The latest edition of FAB fair in Paris lives up to its name with a selection of stylish Art Deco pieces, including a chaise longue designed for the last ruling Maharaja of Indore

A passage to India

ON July 30, I illustrated here an 1880s bed made of glass by Osler of Birmingham and Calcutta, a firm that collared the maharaja market. Half a century later, it was the turn of the Art Deco master Émile-Jacques Ruhlmann (1879–1933)—and what a difference. In 1930, Yashwant Rao Holkar II, last ruling Maharaja of Indore, and Sanyogita, his first wife, commissioned a palace from the German architect Eckart Muthesius (1904–89), whom he had met at Oxford. The Manik Bagh, or ‘Garden of precious Stones’, was a Bauhaus building in a Mughal garden, filled with furnishings by European Modernist designers, such as Ruhlmann, Eileen Gray and Le Corbusier. In 1947, Indore joined the Indian Union and later the palace became a government office and eventually the contents were sold.

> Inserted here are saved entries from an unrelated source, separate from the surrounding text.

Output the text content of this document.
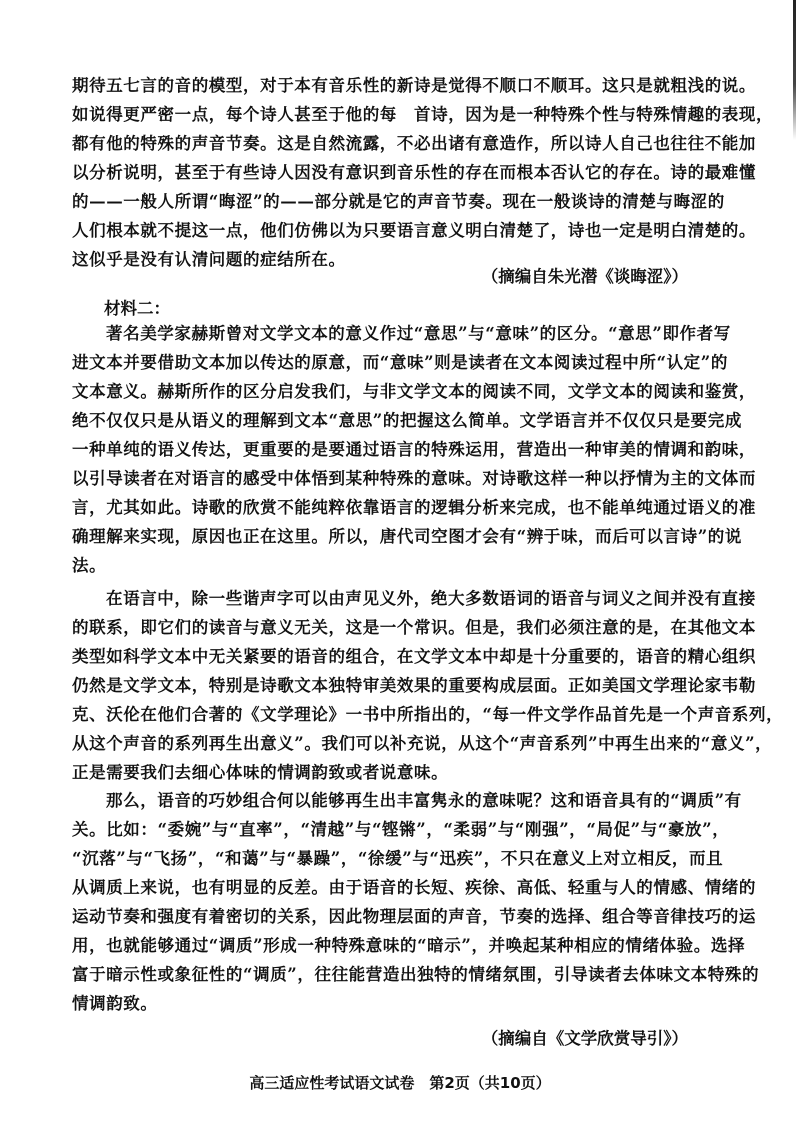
期待五七言的音的模型，对于本有音乐性的新诗是觉得不顺口不顺耳。这只是就粗浅的说。
如说得更严密一点，每个诗人甚至于他的每　首诗，因为是一种特殊个性与特殊情趣的表现，
都有他的特殊的声音节奏。这是自然流露，不必出诸有意造作，所以诗人自己也往往不能加
以分析说明，甚至于有些诗人因没有意识到音乐性的存在而根本否认它的存在。诗的最难懂
的——一般人所谓“晦涩”的——部分就是它的声音节奏。现在一般谈诗的清楚与晦涩的
人们根本就不提这一点，他们仿佛以为只要语言意义明白清楚了，诗也一定是明白清楚的。
这似乎是没有认清问题的症结所在。
（摘编自朱光潜《谈晦涩》）
材料二：
著名美学家赫斯曾对文学文本的意义作过“意思”与“意味”的区分。“意思”即作者写
进文本并要借助文本加以传达的原意，而“意味”则是读者在文本阅读过程中所“认定”的
文本意义。赫斯所作的区分启发我们，与非文学文本的阅读不同，文学文本的阅读和鉴赏，
绝不仅仅只是从语义的理解到文本“意思”的把握这么简单。文学语言并不仅仅只是要完成
一种单纯的语义传达，更重要的是要通过语言的特殊运用，营造出一种审美的情调和韵味，
以引导读者在对语言的感受中体悟到某种特殊的意味。对诗歌这样一种以抒情为主的文体而
言，尤其如此。诗歌的欣赏不能纯粹依靠语言的逻辑分析来完成，也不能单纯通过语义的准
确理解来实现，原因也正在这里。所以，唐代司空图才会有“辨于味，而后可以言诗”的说
法。
在语言中，除一些谐声字可以由声见义外，绝大多数语词的语音与词义之间并没有直接
的联系，即它们的读音与意义无关，这是一个常识。但是，我们必须注意的是，在其他文本
类型如科学文本中无关紧要的语音的组合，在文学文本中却是十分重要的，语音的精心组织
仍然是文学文本，特别是诗歌文本独特审美效果的重要构成层面。正如美国文学理论家韦勒
克、沃伦在他们合著的《文学理论》一书中所指出的，“每一件文学作品首先是一个声音系列，
从这个声音的系列再生出意义”。我们可以补充说，从这个“声音系列”中再生出来的“意义”，
正是需要我们去细心体味的情调韵致或者说意味。
那么，语音的巧妙组合何以能够再生出丰富隽永的意味呢？这和语音具有的“调质”有
关。比如：“委婉”与“直率”，“清越”与“铿锵”，“柔弱”与“刚强”，“局促”与“豪放”，
“沉落”与“飞扬”，“和蔼”与“暴躁”，“徐缓”与“迅疾”，不只在意义上对立相反，而且
从调质上来说，也有明显的反差。由于语音的长短、疾徐、高低、轻重与人的情感、情绪的
运动节奏和强度有着密切的关系，因此物理层面的声音，节奏的选择、组合等音律技巧的运
用，也就能够通过“调质”形成一种特殊意味的“暗示”，并唤起某种相应的情绪体验。选择
富于暗示性或象征性的“调质”，往往能营造出独特的情绪氛围，引导读者去体味文本特殊的
情调韵致。
（摘编自《文学欣赏导引》）
高三适应性考试语文试卷　第2页（共10页）
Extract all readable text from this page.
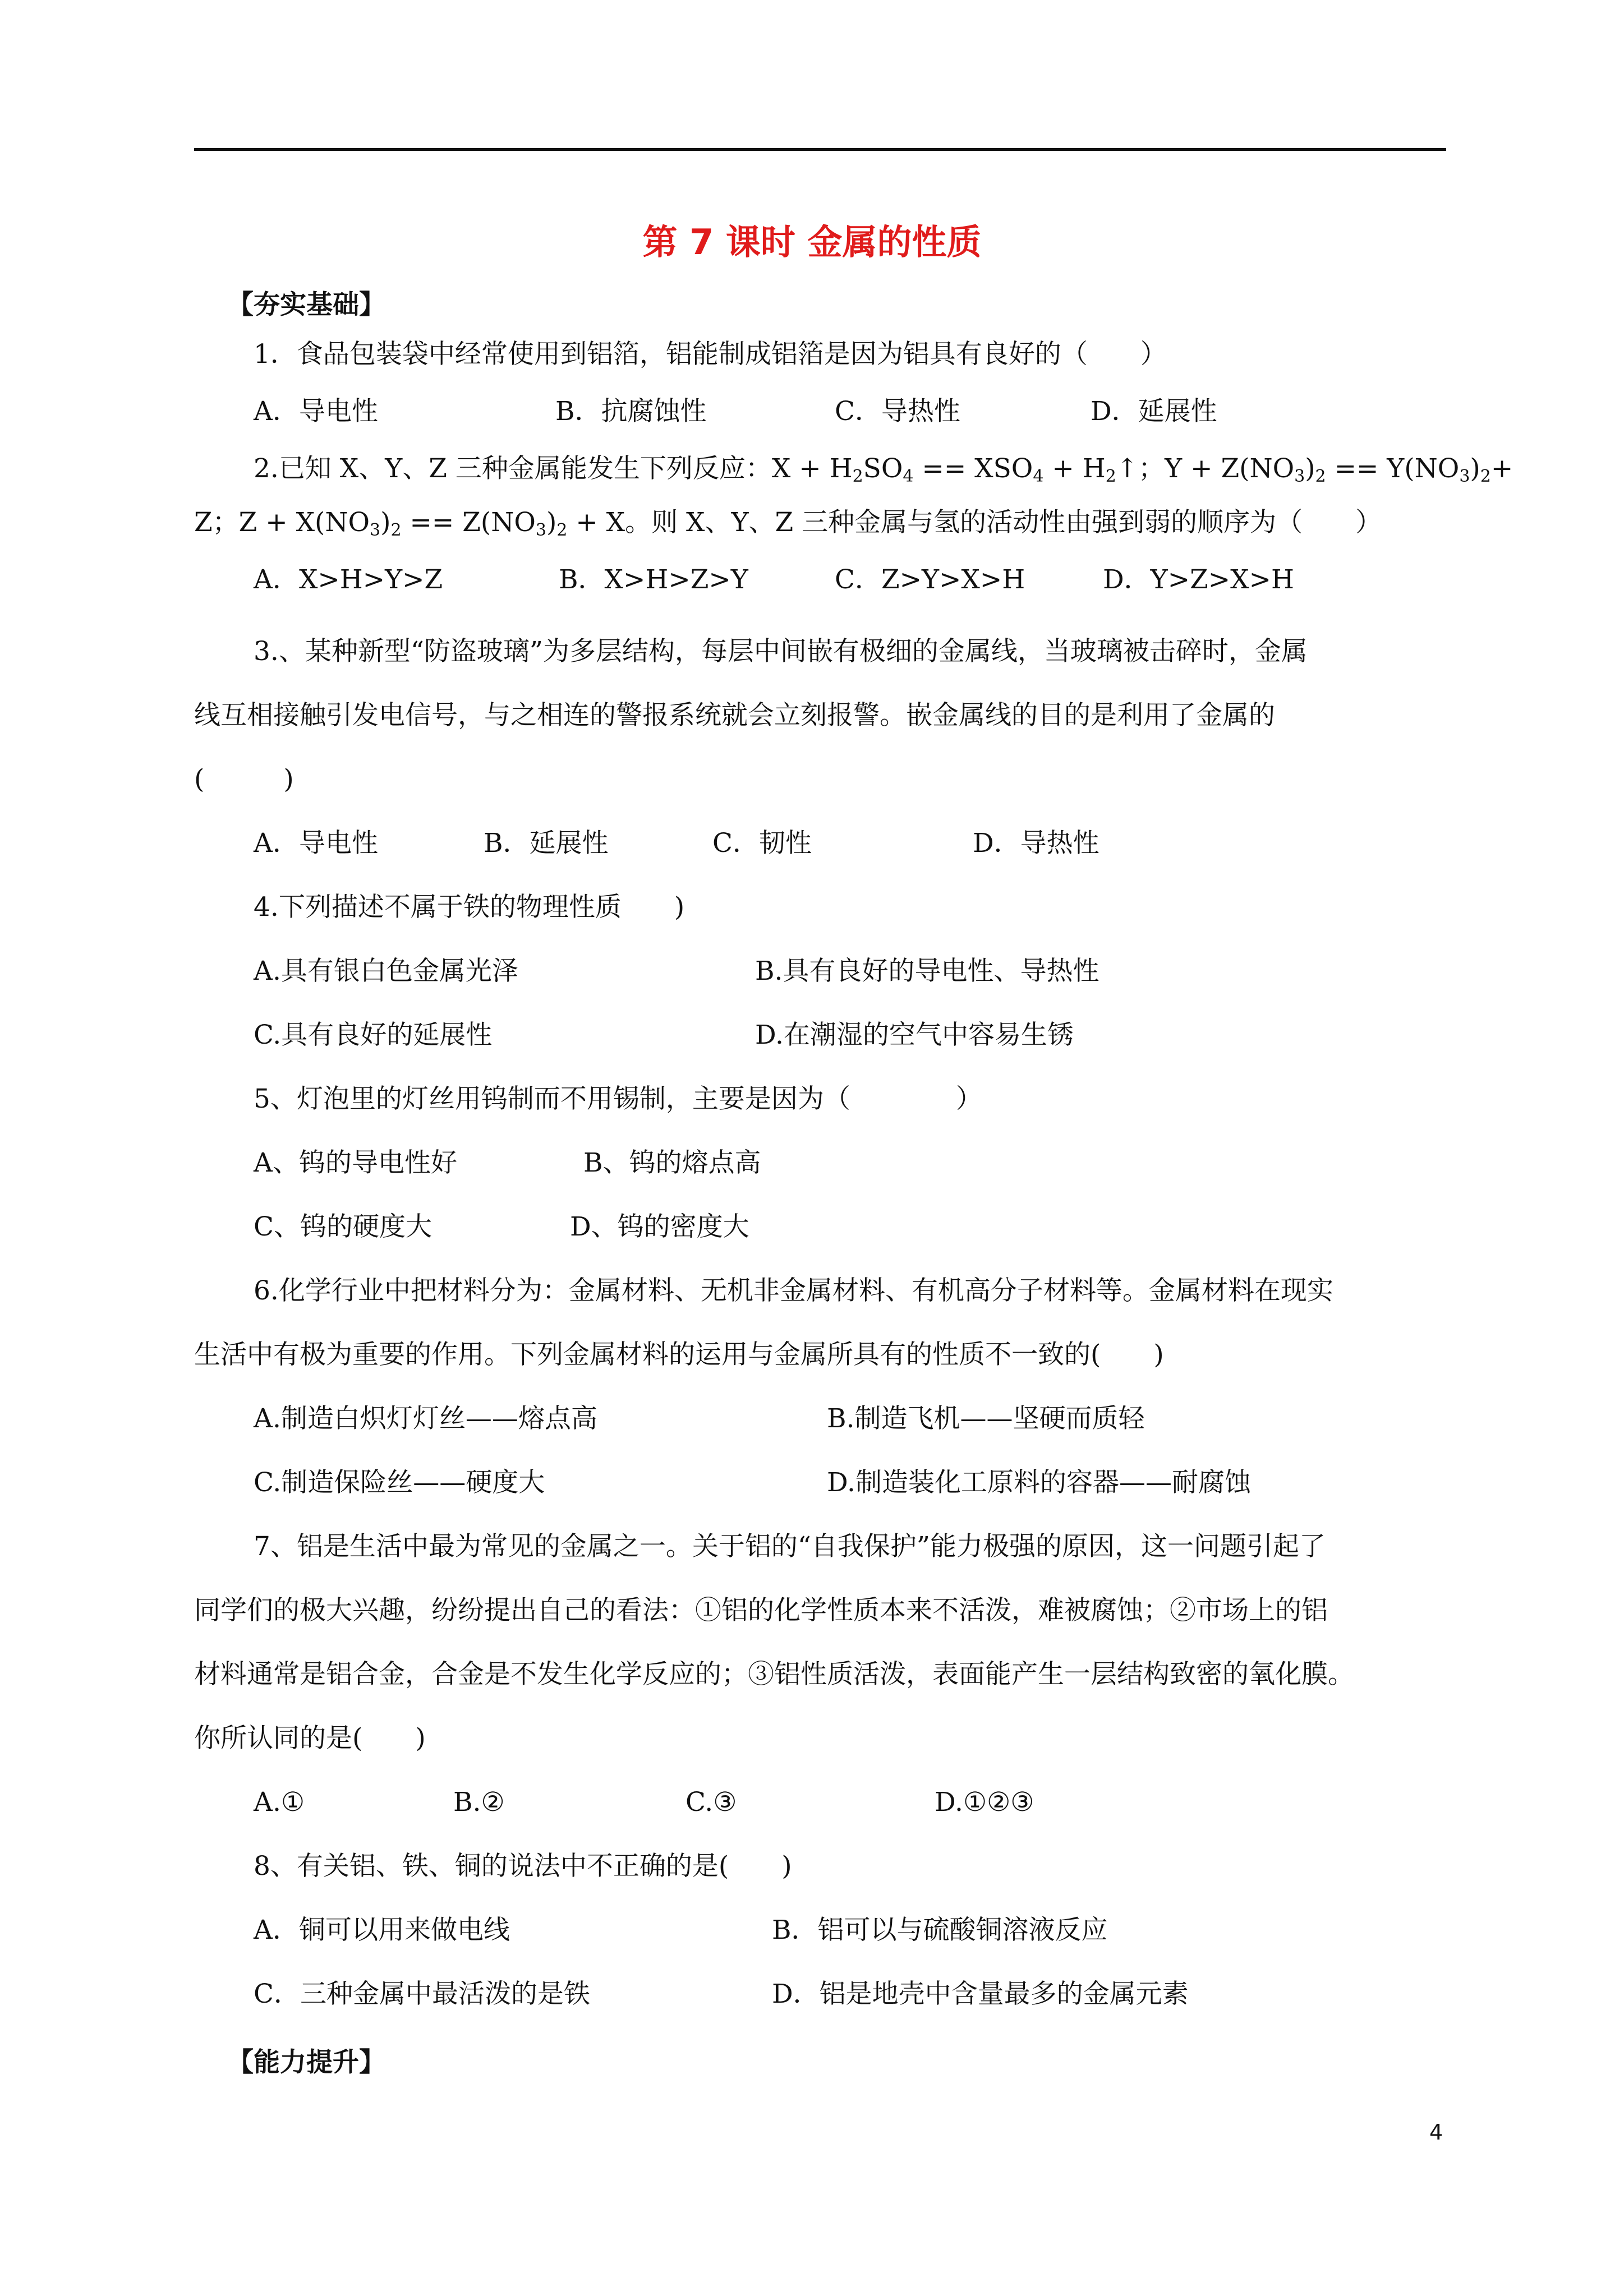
第 7 课时 金属的性质
【夯实基础】
1．食品包装袋中经常使用到铝箔，铝能制成铝箔是因为铝具有良好的（　　）
A．导电性	B．抗腐蚀性	C．导热性	D．延展性
2.已知 X、Y、Z 三种金属能发生下列反应：$X + H_2SO_4 == XSO_4$ + $H_2↑$；$Y + Z(NO_3)_2 == Y(NO_3)_2+$
Z；$Z + X(NO_3)_2 == Z(NO_3)_2 + X$。则 X、Y、Z 三种金属与氢的活动性由强到弱的顺序为（　　）
A．X>H>Y>Z	B．X>H>Z>Y	C．Z>Y>X>H	D．Y>Z>X>H
3.、某种新型“防盗玻璃”为多层结构，每层中间嵌有极细的金属线，当玻璃被击碎时，金属
线互相接触引发电信号，与之相连的警报系统就会立刻报警。嵌金属线的目的是利用了金属的
(　　　)
A．导电性	B．延展性	C．韧性	D．导热性
4.下列描述不属于铁的物理性质　　)
A.具有银白色金属光泽	B.具有良好的导电性、导热性
C.具有良好的延展性	D.在潮湿的空气中容易生锈
5、灯泡里的灯丝用钨制而不用锡制，主要是因为（　　　　）
A、钨的导电性好	B、钨的熔点高
C、钨的硬度大	D、钨的密度大
6.化学行业中把材料分为：金属材料、无机非金属材料、有机高分子材料等。金属材料在现实
生活中有极为重要的作用。下列金属材料的运用与金属所具有的性质不一致的(　　)
A.制造白炽灯灯丝——熔点高	B.制造飞机——坚硬而质轻
C.制造保险丝——硬度大	D.制造装化工原料的容器——耐腐蚀
7、铝是生活中最为常见的金属之一。关于铝的“自我保护”能力极强的原因，这一问题引起了
同学们的极大兴趣，纷纷提出自己的看法：①铝的化学性质本来不活泼，难被腐蚀；②市场上的铝
材料通常是铝合金，合金是不发生化学反应的；③铝性质活泼，表面能产生一层结构致密的氧化膜。
你所认同的是(　　)
A.①	B.②	C.③	D.①②③
8、有关铝、铁、铜的说法中不正确的是(　　)
A．铜可以用来做电线	B．铝可以与硫酸铜溶液反应
C．三种金属中最活泼的是铁	D．铝是地壳中含量最多的金属元素
【能力提升】
4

Among the pieces designed by Ruhlmann as part of a suite for the maharaja's study was an adjustable chaise longue, although it does not seem to have been actually bought by the Indore ruler. In black-lacquered wood and with chromed metal mounts, it is supported on skis and has controlled heating. It is shown in a special exhibition of masterpieces of Art Deco furniture organised by Galerie Valois within the FAB Paris fair held at the splendidly restored Grand Palais in the French capital (September 20–24). This year marks the centenary of the exhibition that gave Art Deco its name, albeit posthumously (‘Heart Deco’, August 13), which took place at the same venue.